The democratic rejection of democracy: Performative failure and the limits of critical performativity in an organizational change project
In: Human relations: towards the integration of the social sciences, Volume 71, Issue 11, p. 1535-1557
Abstract
'How do we introduce democracy democratically to people who are not sure they want it?' This question was posed to us at the outset of what became a three-year experiment in seeking to implement more democratic organizational practices within a small education charity, World Education (WE). WE were an organization with a history of anarchist organizing and recent negative experiences of hierarchical managerialism, who wanted to return to a more democratic organizational form. This was an ideal opportunity, we thought, for the type of critical performative intervention called for within Critical Management Studies.
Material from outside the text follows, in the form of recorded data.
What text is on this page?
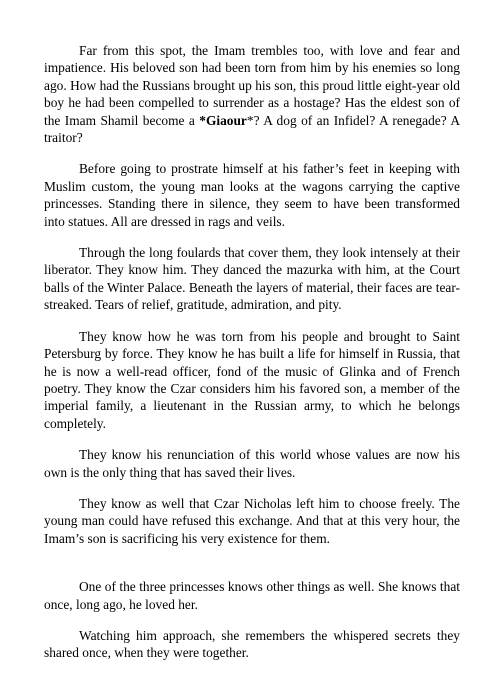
Far from this spot, the Imam trembles too, with love and fear and impatience. His beloved son had been torn from him by his enemies so long ago. How had the Russians brought up his son, this proud little eight-year old boy he had been compelled to surrender as a hostage? Has the eldest son of the Imam Shamil become a *Giaour*? A dog of an Infidel? A renegade? A traitor?

Before going to prostrate himself at his father’s feet in keeping with Muslim custom, the young man looks at the wagons carrying the captive princesses. Standing there in silence, they seem to have been transformed into statues. All are dressed in rags and veils.

Through the long foulards that cover them, they look intensely at their liberator. They know him. They danced the mazurka with him, at the Court balls of the Winter Palace. Beneath the layers of material, their faces are tear-streaked. Tears of relief, gratitude, admiration, and pity.

They know how he was torn from his people and brought to Saint Petersburg by force. They know he has built a life for himself in Russia, that he is now a well-read officer, fond of the music of Glinka and of French poetry. They know the Czar considers him his favored son, a member of the imperial family, a lieutenant in the Russian army, to which he belongs completely.

They know his renunciation of this world whose values are now his own is the only thing that has saved their lives.

They know as well that Czar Nicholas left him to choose freely. The young man could have refused this exchange. And that at this very hour, the Imam’s son is sacrificing his very existence for them.

One of the three princesses knows other things as well. She knows that once, long ago, he loved her.

Watching him approach, she remembers the whispered secrets they shared once, when they were together.
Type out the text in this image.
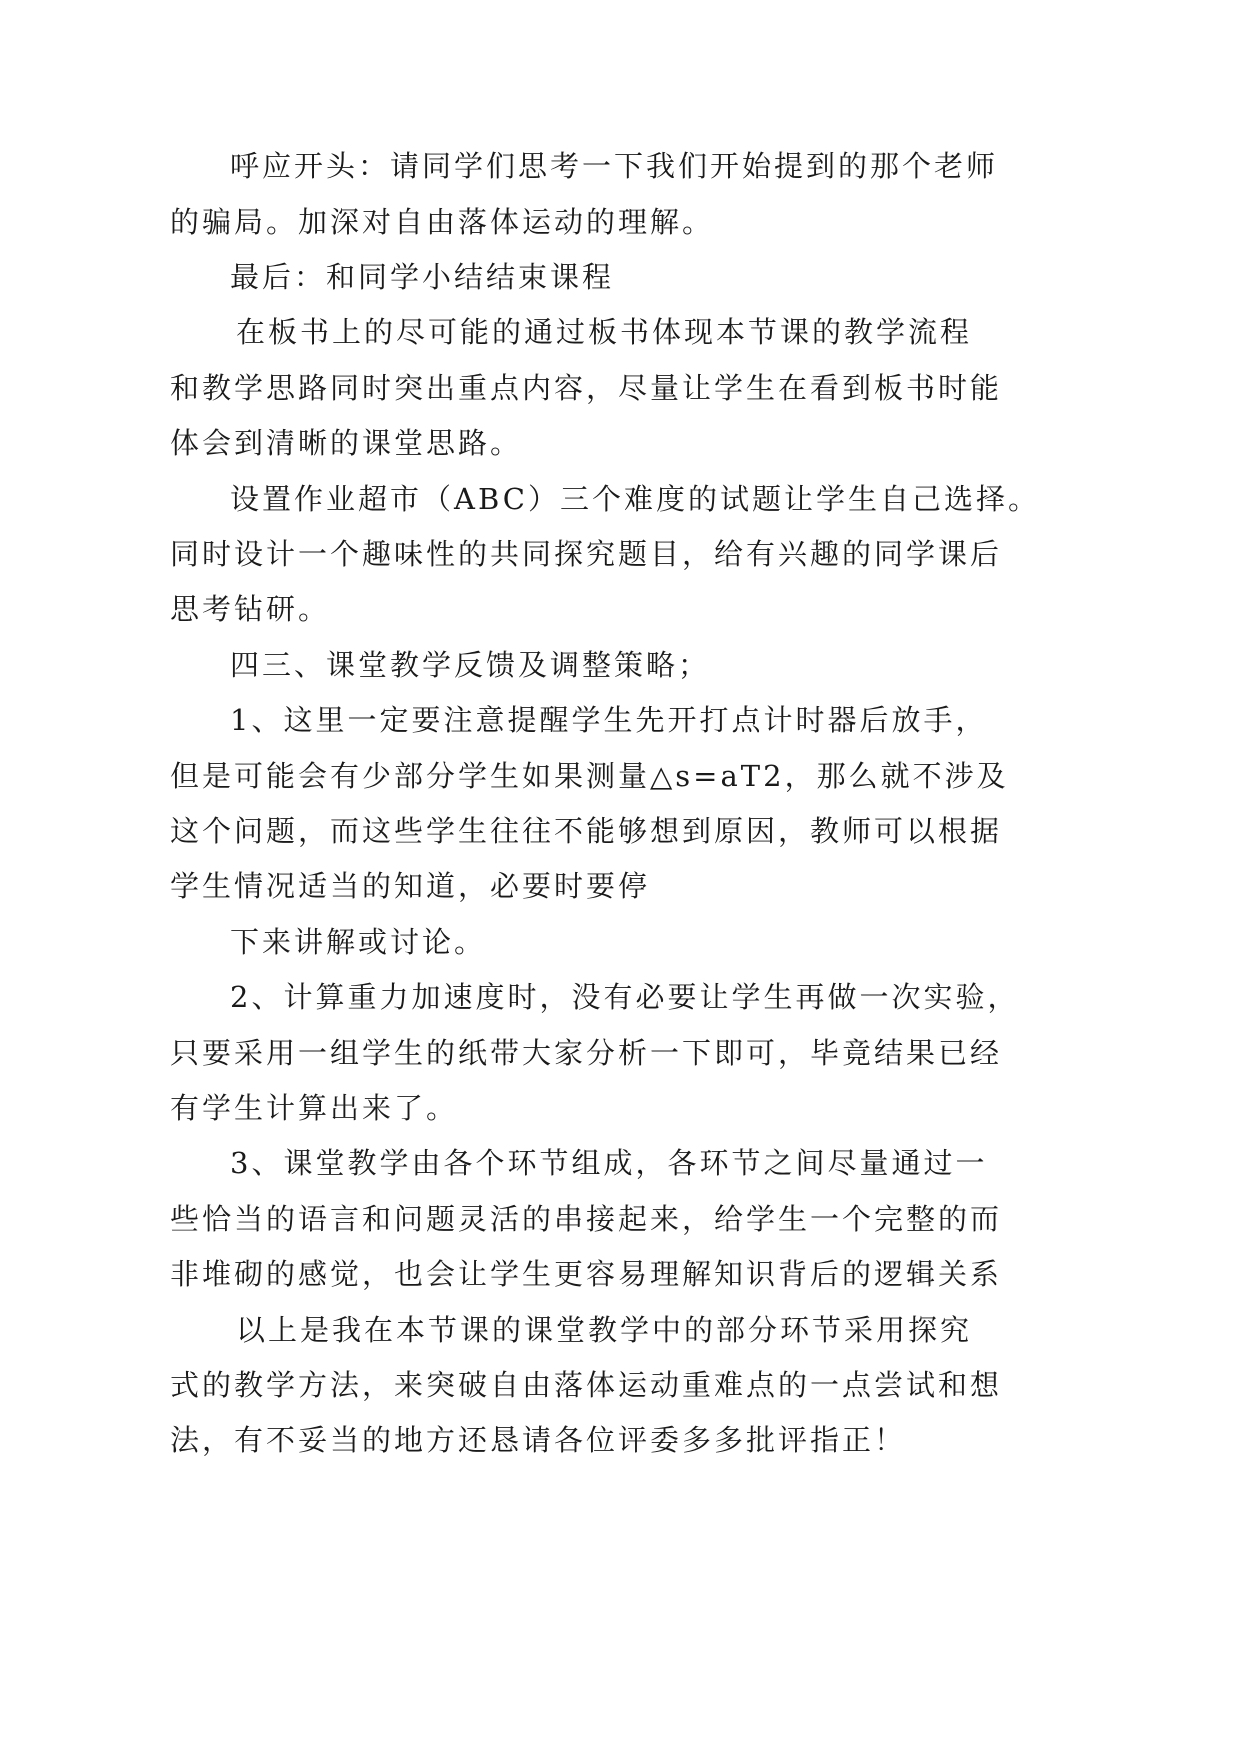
呼应开头：请同学们思考一下我们开始提到的那个老师
的骗局。加深对自由落体运动的理解。
最后：和同学小结结束课程
在板书上的尽可能的通过板书体现本节课的教学流程
和教学思路同时突出重点内容，尽量让学生在看到板书时能
体会到清晰的课堂思路。
设置作业超市（ABC）三个难度的试题让学生自己选择。
同时设计一个趣味性的共同探究题目，给有兴趣的同学课后
思考钻研。
四三、课堂教学反馈及调整策略；
1、这里一定要注意提醒学生先开打点计时器后放手，
但是可能会有少部分学生如果测量△s=aT2，那么就不涉及
这个问题，而这些学生往往不能够想到原因，教师可以根据
学生情况适当的知道，必要时要停
下来讲解或讨论。
2、计算重力加速度时，没有必要让学生再做一次实验，
只要采用一组学生的纸带大家分析一下即可，毕竟结果已经
有学生计算出来了。
3、课堂教学由各个环节组成，各环节之间尽量通过一
些恰当的语言和问题灵活的串接起来，给学生一个完整的而
非堆砌的感觉，也会让学生更容易理解知识背后的逻辑关系
以上是我在本节课的课堂教学中的部分环节采用探究
式的教学方法，来突破自由落体运动重难点的一点尝试和想
法，有不妥当的地方还恳请各位评委多多批评指正！
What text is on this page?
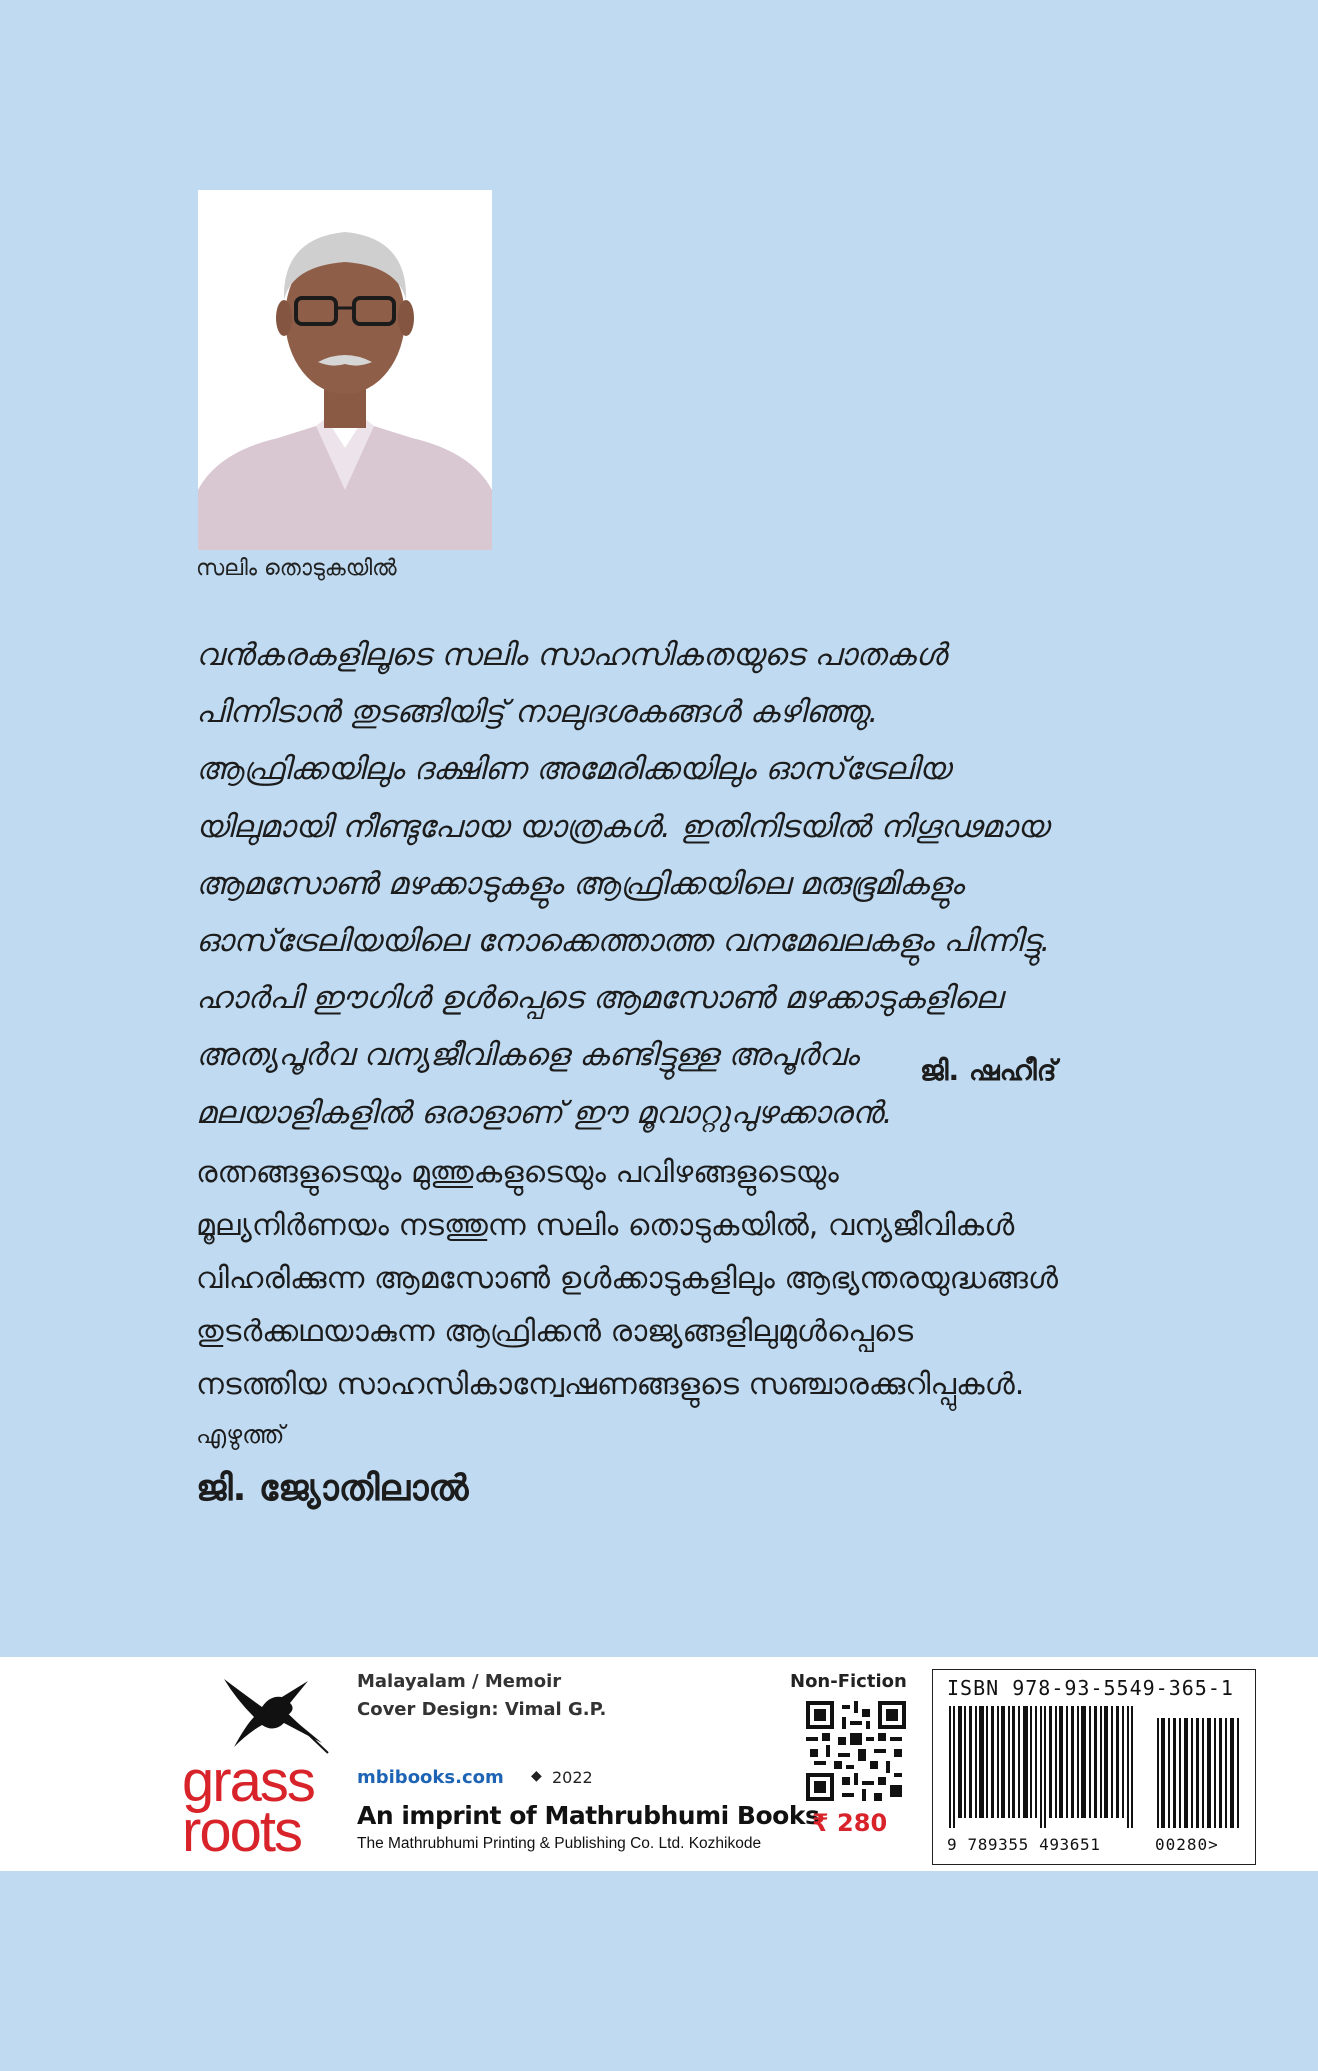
സലിം തൊടുകയിൽ

വൻകരകളിലൂടെ സലിം സാഹസികതയുടെ പാതകൾ

പിന്നിടാൻ തുടങ്ങിയിട്ട് നാലുദശകങ്ങൾ കഴിഞ്ഞു.

ആഫ്രിക്കയിലും ദക്ഷിണ അമേരിക്കയിലും ഓസ്‌ട്രേലിയ

യിലുമായി നീണ്ടുപോയ യാത്രകൾ. ഇതിനിടയിൽ നിഗൂഢമായ

ആമസോൺ മഴക്കാടുകളും ആഫ്രിക്കയിലെ മരുഭൂമികളും

ഓസ്‌ട്രേലിയയിലെ നോക്കെത്താത്ത വനമേഖലകളും പിന്നിട്ടു.

ഹാർപി ഈഗിൾ ഉൾപ്പെടെ ആമസോൺ മഴക്കാടുകളിലെ

അത്യപൂർവ വന്യജീവികളെ കണ്ടിട്ടുള്ള അപൂർവം

മലയാളികളിൽ ഒരാളാണ് ഈ മൂവാറ്റുപുഴക്കാരൻ.

ജി. ഷഹീദ്

രത്നങ്ങളുടെയും മുത്തുകളുടെയും പവിഴങ്ങളുടെയും

മൂല്യനിർണയം നടത്തുന്ന സലിം തൊടുകയിൽ, വന്യജീവികൾ

വിഹരിക്കുന്ന ആമസോൺ ഉൾക്കാടുകളിലും ആഭ്യന്തരയുദ്ധങ്ങൾ

തുടർക്കഥയാകുന്ന ആഫ്രിക്കൻ രാജ്യങ്ങളിലുമുൾപ്പെടെ

നടത്തിയ സാഹസികാന്വേഷണങ്ങളുടെ സഞ്ചാരക്കുറിപ്പുകൾ.

എഴുത്ത്
ജി. ജ്യോതിലാൽ
grass
roots
Malayalam / Memoir
Cover Design: Vimal G.P.
mbibooks.com ◆ 2022
An imprint of Mathrubhumi Books
The Mathrubhumi Printing & Publishing Co. Ltd. Kozhikode
Non-Fiction
₹ 280
ISBN 978-93-5549-365-1
9 789355 493651	00280>
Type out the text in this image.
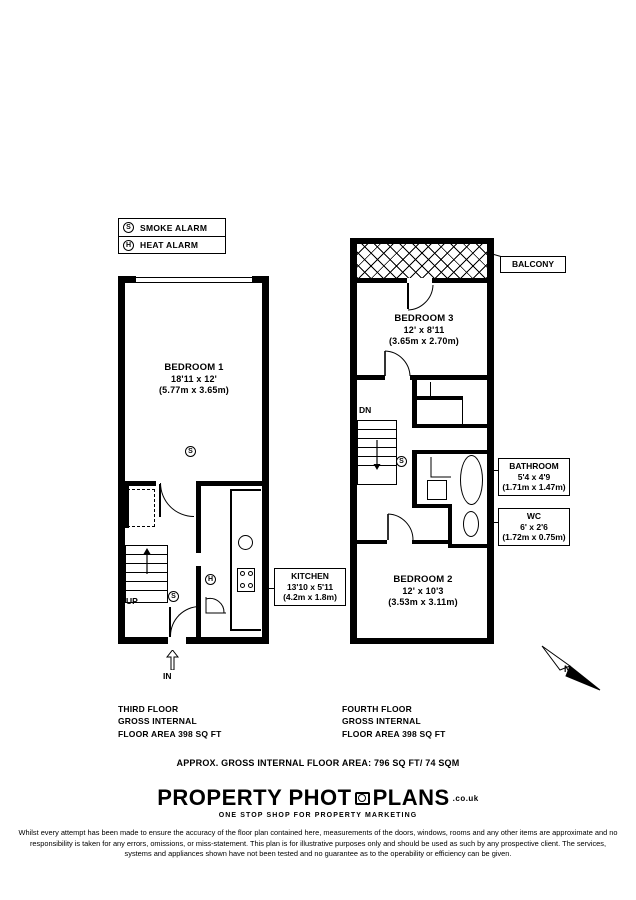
S	SMOKE ALARM
H	HEAT ALARM
UP
S
S
H
BEDROOM 1
18'11 x 12'
(5.77m x 3.65m)
KITCHEN
13'10 x 5'11
(4.2m x 1.8m)
IN
THIRD FLOOR
GROSS INTERNAL
FLOOR AREA 398 SQ FT
BALCONY
BEDROOM 3
12' x 8'11
(3.65m x 2.70m)
DN
S	BATHROOM
5'4 x 4'9
(1.71m x 1.47m)
WC
6' x 2'6
(1.72m x 0.75m)
BEDROOM 2
12' x 10'3
(3.53m x 3.11m)
FOURTH FLOOR
GROSS INTERNAL
FLOOR AREA 398 SQ FT
N
APPROX. GROSS INTERNAL FLOOR AREA: 796 SQ FT/ 74 SQM
PROPERTY PHOT PLANS .co.uk
ONE STOP SHOP FOR PROPERTY MARKETING
Whilst every attempt has been made to ensure the accuracy of the floor plan contained here, measurements of the doors, windows, rooms and any other items are approximate and no responsibility is taken for any errors, omissions, or miss-statement. This plan is for illustrative purposes only and should be used as such by any prospective client. The services, systems and appliances shown have not been tested and no guarantee as to the operability or efficiency can be given.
Using Participant Action Research, which itself has a democratic ethos, we aimed to democratically bring about workplace democracy, using a range of interventions from interviewing, whole organization visioning workshops through to participating in working groups to bring about democratic change. Yet we failed. WE members democratically rejected democracy. We reflect on this failure using Jacques Derrida's idea of a constitutive aporia at the heart of democracy, and suggests the need to more carefully unpack the difficult relationship between power and equality when seeking to facilitate more democratic organizational practices. The article presents an original perspective on the potential for, and limits of, critical performativity inspired interventions in organizations.